Saturday, October 5, 2024
30 C
Brunei Town

Latest

Prince Harry a no-show on court showdown with British tabloid publisher

LONDON (AP) – Prince Harry’s phone hacking trial against the publisher of the Daily Mirror kicked off without him present in court – and the judge was not happy.

Harry’s lawyer said the Duke of Sussex would be unavailable to testify after opening statements because he’d taken a flight from Los Angeles, United States (US) on Sunday after the birthday of his two-year-old daughter, Lilibet.

“I’m a little surprised,” Justice Timothy Fancourt said, noting he had directed Harry to be in court for the first day of his case.

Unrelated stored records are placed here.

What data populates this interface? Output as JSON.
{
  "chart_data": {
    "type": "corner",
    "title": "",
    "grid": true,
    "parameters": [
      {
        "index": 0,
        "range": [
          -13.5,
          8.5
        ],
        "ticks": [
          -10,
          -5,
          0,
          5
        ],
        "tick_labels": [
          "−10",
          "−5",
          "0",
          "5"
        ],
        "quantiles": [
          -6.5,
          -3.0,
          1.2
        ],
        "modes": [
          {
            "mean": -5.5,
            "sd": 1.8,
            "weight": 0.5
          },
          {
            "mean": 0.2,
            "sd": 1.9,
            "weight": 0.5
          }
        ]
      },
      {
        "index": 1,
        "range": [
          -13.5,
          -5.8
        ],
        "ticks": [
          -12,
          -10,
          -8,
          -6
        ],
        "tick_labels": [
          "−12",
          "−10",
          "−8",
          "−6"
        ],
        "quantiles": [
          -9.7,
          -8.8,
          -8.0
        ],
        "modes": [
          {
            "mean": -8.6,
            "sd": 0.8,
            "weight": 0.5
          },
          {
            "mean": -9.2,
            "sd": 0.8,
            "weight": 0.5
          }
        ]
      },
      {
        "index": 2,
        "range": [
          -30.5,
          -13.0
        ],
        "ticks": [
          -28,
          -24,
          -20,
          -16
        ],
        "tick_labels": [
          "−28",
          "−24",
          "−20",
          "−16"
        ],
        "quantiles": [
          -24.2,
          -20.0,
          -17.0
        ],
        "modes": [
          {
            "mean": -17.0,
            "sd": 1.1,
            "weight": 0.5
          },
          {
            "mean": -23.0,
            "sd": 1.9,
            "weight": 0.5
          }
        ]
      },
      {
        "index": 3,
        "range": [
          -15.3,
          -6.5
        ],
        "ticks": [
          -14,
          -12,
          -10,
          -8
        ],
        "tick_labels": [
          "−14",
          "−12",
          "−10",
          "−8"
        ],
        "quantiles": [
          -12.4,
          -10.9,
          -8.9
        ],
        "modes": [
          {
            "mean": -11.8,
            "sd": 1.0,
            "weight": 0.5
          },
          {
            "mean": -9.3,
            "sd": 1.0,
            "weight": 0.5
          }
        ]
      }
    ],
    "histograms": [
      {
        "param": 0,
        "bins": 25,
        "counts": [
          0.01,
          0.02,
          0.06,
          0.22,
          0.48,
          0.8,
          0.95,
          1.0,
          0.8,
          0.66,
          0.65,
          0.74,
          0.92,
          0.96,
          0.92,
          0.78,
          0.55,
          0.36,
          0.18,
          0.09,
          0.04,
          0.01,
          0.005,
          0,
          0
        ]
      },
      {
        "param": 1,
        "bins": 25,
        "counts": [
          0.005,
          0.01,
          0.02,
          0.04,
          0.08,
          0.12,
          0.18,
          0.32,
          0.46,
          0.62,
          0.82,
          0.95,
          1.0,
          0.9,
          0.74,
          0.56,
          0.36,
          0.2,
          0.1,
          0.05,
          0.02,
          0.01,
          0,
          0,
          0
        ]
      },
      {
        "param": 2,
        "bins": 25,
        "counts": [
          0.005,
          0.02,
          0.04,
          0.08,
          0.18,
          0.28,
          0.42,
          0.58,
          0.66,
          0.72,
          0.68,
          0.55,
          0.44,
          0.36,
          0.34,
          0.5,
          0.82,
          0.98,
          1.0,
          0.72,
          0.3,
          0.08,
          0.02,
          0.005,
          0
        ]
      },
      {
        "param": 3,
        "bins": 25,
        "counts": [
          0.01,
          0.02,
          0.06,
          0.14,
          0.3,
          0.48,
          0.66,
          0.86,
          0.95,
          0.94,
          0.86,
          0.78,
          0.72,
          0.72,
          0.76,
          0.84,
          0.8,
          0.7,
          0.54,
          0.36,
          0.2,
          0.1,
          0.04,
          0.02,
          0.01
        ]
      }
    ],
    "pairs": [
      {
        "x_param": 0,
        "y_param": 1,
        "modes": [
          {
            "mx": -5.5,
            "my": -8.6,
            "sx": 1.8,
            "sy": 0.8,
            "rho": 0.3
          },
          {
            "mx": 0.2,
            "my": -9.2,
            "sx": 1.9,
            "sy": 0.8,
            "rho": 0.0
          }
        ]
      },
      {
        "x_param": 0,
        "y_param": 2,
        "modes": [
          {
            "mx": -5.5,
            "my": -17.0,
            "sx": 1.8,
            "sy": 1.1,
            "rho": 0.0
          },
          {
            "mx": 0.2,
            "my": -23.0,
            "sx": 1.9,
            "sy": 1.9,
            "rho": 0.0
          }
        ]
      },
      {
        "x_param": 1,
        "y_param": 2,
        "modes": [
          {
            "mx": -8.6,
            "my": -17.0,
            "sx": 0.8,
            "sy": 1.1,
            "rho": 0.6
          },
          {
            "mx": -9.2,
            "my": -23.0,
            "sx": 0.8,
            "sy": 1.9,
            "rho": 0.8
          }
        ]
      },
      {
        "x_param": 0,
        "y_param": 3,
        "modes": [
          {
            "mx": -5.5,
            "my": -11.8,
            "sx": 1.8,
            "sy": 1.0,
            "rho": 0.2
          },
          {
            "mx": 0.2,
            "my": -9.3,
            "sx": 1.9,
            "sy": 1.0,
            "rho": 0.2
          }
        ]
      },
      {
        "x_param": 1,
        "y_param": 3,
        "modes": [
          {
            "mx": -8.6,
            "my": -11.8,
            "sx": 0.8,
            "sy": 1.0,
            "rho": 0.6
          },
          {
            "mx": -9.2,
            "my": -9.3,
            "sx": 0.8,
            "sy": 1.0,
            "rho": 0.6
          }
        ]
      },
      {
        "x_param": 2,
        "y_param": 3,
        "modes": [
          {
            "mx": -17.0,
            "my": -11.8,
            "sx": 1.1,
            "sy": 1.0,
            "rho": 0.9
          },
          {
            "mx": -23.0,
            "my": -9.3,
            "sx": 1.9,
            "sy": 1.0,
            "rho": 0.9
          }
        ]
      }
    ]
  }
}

Mirror Group Newspaper’s lawyer Andrew Green, said he was “deeply troubled” by Harry’s absence on the trial’s opening day.

Harry was scheduled to testify today, but his lawyer was told last week the duke should attend yesterday’s proceedings in London’s High Court in case the opening statements concluded before the end of the day.

File photo of Duke and Duchess of Sussex Prince Harry and Meghan Markle. PHOTO: AP

The case against the publisher of the Daily Mirror is the first of the prince’s several lawsuits against the media to go to trial, and one of three alleging tabloid publishers unlawfully snooped on him in their cutthroat competition for scoops on the royal family.

Harry, 38, will be the first member of the British royal family in more than a century to testify in court. He is expected to describe his anguish and anger over being hounded by the media throughout his life, and its impact on those around him.

He has blamed paparazzi for causing the car crash that killed his mother Princess Diana, and said harassment and intrusion by the United Kingdom (UK) press, including allegedly racist articles, led him and his wife, Meghan, to flee to the US in 2020 and leave royal life behind.

The articles at issue in the trial date back to his 12th birthday, in 1996, when the Mirror reported Harry was feeling “badly” about the divorce of his mother and father, now King Charles III.

Harry said in court documents that ongoing tabloid reports made him wonder whom he could trust as he feared friends and associates were betraying him by leaking information to the newspapers. His circle of friends grew smaller, and he suffered “huge bouts of depression and paranoia.” Relationships fell apart as the women in his life – and even their family members – were “dragged into the chaos.”

He said he later discovered that the source wasn’t disloyal friends but aggressive journalists and the private investigators they hired to eavesdrop on voicemails and track him to locations as remote as Argentina and an island off Mozambique.

Mirror Group Newspapers said it didn’t hack Harry’s phone and its articles were based on legitimate reporting techniques. The publisher admitted and apologised for hiring a private eye to dig up dirt on one of Harry’s nights out at a restaurant.

Phone hacking to listen in on celebrities’ cell phone voice messages was widespread at British tabloids in the early years of this century.